Debió
colocarlo, antes de su ineludible partida, uno de los postreros huéspedes en abandonar
la Villa: en la puerta principal, un cartel escrito a mano —con trazos
apresurados y que reza «el último que cierre y que apague la luz»— destila el
aroma de una nostalgia cercana.
A
pesar de tener que invertirse el orden de las acciones de la cita, ésta no cae
en saco roto y la petición se cumple en silencio, con el máximo respeto. A
partir de ese instante, las instalaciones intentan fijar en su inerte memoria el
recuerdo de todo lo que fue, y también de lo que no, recuperándolo de su
habitáculo temporal donde mora impregnando las partículas del aire.
El
espacio ha quedado en la penumbra artificial que suelen ofrecer las ventanas
cerradas cuando lo son de par en par, a la espera de la oscuridad de la noche;
mas cuando ésta llega de paso, unos tenues brillos plateados la desafían con
sus intermitentes aunque sincronizados destellos luminosos, como si de un
cortejo de luciérnagas macho se tratara.

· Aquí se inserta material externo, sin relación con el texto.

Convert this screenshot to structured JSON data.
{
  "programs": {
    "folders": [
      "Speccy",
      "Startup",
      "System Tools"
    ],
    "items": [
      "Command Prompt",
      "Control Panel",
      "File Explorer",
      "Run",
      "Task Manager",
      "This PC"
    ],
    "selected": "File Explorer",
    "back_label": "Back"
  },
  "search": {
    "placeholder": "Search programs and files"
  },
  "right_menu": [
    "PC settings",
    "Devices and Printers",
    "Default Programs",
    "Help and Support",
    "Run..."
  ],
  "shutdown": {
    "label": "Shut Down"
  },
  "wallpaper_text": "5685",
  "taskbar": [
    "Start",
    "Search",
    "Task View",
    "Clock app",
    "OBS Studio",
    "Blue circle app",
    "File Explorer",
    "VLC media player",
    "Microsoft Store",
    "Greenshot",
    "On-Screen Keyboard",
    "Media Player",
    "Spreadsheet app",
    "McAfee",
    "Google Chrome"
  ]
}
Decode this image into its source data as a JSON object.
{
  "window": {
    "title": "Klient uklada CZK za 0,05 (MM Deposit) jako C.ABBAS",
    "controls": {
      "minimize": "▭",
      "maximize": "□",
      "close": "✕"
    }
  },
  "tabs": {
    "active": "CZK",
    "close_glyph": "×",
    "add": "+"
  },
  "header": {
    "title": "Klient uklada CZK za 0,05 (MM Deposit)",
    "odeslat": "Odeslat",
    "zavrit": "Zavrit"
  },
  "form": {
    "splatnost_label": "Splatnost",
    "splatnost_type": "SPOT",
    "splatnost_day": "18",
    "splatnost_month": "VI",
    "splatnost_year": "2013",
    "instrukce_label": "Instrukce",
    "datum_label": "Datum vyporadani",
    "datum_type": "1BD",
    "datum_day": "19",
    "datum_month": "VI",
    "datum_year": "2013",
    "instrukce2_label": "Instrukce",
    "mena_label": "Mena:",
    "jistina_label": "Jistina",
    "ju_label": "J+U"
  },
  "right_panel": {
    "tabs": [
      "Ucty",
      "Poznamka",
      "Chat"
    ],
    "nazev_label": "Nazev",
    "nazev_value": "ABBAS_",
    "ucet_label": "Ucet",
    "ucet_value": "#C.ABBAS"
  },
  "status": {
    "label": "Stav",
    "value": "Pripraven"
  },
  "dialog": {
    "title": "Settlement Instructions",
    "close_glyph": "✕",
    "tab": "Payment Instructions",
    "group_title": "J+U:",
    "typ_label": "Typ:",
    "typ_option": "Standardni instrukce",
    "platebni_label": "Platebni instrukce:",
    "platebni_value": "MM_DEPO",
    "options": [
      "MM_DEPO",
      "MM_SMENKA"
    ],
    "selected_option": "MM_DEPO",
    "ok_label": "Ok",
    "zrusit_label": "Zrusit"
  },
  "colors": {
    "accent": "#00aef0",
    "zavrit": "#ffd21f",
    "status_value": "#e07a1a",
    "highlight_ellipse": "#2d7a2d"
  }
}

Pudieran ser los brillos de unos trofeos
que no se cuelgan del cuello sino que se depositan en las almas de quienes se
sienten vencedores aun sin que cámara alguna los enfoque para su vanagloria; lejos
del influjo mediático, ellos son los verdaderos triunfadores, los que no se han
defraudado a sí mismos ni a todo el trabajo previo realizado junto a las
expectativas que se generaron. Pudieran ser, sí, pero no es éste el caso…
En
un rincón de la sala de lectura, encima de una mesa baja, unas medallas intentan
llamar la atención a sabiendas de que no será fácil, no por el momento. Han
sido menospreciadas, olvidadas allí debido a la frustración de sus poseedores
que no han podido soportar no ganar una vez más; se niegan a valorar lo que han
obtenido y maquillan su despecho con la esperanza de que quizá un día sí lo consigan.
Son
brillantes. Son de plata. Y han sido abandonadas.